Digital Teenies und Marken im Netz
30.07.2009 · Online/ Internet · Media-StudieDie Studie geht auf die Tätigkeiten Jugendlicher und Erwachsener im Netz ein und stellt dabei insbesondere die neuen Bedeutungen, die sich für Marken ergeben, heraus.

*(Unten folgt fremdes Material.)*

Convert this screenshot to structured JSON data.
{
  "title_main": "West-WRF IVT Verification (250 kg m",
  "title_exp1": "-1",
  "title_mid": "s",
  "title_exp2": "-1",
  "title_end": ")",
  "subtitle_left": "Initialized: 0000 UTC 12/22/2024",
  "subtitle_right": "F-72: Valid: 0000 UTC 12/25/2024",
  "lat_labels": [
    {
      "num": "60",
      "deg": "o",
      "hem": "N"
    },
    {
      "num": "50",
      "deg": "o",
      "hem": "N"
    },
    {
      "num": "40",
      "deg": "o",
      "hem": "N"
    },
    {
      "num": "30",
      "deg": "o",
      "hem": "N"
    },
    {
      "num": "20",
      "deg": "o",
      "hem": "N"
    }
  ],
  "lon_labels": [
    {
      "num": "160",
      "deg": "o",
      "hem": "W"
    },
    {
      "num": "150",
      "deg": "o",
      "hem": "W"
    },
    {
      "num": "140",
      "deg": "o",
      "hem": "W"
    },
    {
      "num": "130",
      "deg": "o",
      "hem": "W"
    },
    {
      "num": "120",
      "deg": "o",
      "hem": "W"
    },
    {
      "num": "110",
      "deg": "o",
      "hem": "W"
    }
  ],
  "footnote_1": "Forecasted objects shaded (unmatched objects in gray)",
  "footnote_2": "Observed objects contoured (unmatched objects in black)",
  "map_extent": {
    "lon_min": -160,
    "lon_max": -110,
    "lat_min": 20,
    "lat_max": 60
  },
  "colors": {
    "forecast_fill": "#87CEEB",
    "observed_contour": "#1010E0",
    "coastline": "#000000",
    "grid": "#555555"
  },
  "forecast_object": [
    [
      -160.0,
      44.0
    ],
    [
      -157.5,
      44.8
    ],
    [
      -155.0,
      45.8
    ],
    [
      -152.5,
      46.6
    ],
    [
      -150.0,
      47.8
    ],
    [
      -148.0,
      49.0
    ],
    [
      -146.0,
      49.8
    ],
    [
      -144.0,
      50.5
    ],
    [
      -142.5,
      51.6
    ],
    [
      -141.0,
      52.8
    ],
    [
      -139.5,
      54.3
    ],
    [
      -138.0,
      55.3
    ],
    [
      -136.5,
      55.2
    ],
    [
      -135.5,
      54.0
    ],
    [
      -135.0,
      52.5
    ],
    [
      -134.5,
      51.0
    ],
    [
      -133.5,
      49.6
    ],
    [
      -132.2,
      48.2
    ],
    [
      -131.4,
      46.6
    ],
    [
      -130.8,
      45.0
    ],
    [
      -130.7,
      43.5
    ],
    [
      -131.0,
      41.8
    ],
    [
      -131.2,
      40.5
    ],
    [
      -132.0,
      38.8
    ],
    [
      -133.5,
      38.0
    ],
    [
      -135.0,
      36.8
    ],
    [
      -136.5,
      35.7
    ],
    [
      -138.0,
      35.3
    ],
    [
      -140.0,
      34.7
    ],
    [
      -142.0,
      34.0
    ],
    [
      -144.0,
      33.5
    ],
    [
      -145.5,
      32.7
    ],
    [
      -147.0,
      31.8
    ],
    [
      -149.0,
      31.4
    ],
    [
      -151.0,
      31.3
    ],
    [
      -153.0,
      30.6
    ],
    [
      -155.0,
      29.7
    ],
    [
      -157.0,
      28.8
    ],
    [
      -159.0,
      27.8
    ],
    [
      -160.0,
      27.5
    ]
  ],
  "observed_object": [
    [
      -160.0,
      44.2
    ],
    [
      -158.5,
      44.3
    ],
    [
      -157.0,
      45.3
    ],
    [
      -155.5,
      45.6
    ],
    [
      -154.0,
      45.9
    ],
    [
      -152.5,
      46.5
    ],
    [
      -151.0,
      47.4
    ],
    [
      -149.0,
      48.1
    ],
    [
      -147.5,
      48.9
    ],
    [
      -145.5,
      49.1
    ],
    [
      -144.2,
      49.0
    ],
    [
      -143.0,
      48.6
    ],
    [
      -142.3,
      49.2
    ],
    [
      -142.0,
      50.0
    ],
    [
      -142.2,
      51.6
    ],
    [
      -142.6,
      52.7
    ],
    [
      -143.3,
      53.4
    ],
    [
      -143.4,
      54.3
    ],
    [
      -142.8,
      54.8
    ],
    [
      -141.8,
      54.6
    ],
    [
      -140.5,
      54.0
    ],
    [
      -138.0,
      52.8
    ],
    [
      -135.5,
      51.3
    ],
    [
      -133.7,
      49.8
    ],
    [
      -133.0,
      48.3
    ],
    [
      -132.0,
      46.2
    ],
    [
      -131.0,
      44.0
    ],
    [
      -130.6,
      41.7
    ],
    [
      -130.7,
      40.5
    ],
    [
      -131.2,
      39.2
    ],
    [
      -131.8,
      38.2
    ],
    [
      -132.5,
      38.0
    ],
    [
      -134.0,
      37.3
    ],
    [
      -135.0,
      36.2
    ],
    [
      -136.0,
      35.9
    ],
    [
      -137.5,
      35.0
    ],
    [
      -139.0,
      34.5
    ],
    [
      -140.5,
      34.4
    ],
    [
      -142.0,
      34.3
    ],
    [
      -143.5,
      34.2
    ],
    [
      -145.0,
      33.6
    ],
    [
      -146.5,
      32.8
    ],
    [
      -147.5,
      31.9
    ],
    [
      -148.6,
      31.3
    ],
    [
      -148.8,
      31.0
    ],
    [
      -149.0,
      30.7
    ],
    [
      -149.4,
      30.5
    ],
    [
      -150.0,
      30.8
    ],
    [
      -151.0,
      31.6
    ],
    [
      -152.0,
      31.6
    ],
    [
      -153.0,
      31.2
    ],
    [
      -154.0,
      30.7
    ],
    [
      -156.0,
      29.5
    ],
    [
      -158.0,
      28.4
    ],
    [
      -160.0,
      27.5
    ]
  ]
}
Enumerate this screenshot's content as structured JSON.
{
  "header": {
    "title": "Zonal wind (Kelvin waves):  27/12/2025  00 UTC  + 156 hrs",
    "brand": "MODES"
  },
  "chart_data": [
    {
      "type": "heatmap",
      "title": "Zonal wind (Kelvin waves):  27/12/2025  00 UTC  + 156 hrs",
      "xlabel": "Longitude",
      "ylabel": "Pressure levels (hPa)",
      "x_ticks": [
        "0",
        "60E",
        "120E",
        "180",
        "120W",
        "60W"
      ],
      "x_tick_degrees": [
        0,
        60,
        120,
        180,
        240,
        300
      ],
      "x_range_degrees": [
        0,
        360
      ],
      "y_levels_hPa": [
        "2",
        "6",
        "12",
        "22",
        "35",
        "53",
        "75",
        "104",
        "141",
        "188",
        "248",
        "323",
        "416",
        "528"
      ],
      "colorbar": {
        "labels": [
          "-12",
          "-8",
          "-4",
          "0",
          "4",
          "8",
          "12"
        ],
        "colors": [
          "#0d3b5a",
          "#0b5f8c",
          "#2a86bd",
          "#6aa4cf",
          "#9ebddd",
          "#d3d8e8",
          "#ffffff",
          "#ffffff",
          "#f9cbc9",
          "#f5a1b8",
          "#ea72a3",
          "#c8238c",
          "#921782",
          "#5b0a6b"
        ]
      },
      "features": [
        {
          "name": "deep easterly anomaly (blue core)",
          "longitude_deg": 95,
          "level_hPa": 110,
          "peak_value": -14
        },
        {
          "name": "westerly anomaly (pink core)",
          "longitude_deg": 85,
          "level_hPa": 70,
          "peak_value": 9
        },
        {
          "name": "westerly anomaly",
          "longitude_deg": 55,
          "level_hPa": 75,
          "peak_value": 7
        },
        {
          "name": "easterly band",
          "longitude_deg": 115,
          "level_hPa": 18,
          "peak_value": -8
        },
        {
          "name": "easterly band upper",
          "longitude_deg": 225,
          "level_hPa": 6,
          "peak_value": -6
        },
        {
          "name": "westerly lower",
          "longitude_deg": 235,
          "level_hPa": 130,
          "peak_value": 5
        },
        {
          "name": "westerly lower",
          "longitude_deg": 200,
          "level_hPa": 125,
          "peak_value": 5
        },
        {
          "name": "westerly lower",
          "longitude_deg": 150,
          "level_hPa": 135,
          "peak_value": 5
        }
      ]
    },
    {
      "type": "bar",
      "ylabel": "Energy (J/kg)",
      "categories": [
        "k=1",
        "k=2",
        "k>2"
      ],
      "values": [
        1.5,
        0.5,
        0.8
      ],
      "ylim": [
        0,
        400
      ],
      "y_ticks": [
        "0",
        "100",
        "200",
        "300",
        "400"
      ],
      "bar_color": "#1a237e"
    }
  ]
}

Sozialbeziehungen laufen gerade bei Jüngeren statt über E-Mails oder Telephonieren über soziale Netzwerke wie Twitter, Facebook oder StudiVZ. Diese fungieren als Adressbuch, halböffentliches Tagebuch und Fotoalbum und über sie laufen dieselben Tätigkeiten wie offline. Spaß, Zeitvertreib und Freunde bleiben wichtig. Ebenfalls nicht unbedeutend sind Zugehörigkeit, Beziehungen sowie Identität und Selbstdarstellung. Diese Erkenntnisse gewinnt eine aktuelle Studie von Musio Munzinger Sasserath zum Phänomen sozialer Netzwerke und der Rolle, die Marken dabei spielen.
Der Twitter-Hype, der vom ZDF Morgenmagazin über die Feuilletons bis hin zur Wirtschaftspresse mittlerweile omnipräsent ist, bleibt jedoch stark mediengetrieben und hat für Jugendliche meist wenig Relevanz. Oft kennen sie das Phänomen nur vom Hörensagen und somit bleibt das Twittern unter Erwachsenen, und da besonders unter der mit iPhone oder Blackberry ausgestatteten Informationselite. Christiane Wenhart, Geschäftsführerin und Mibegründerin von Musiol Munzinger Sasserath, erklärt dieses Uninteresse auf Seiten der Jugendlichen so, dass sie das nutzen, was ihnen nützt und was ihre Freunde nutzen.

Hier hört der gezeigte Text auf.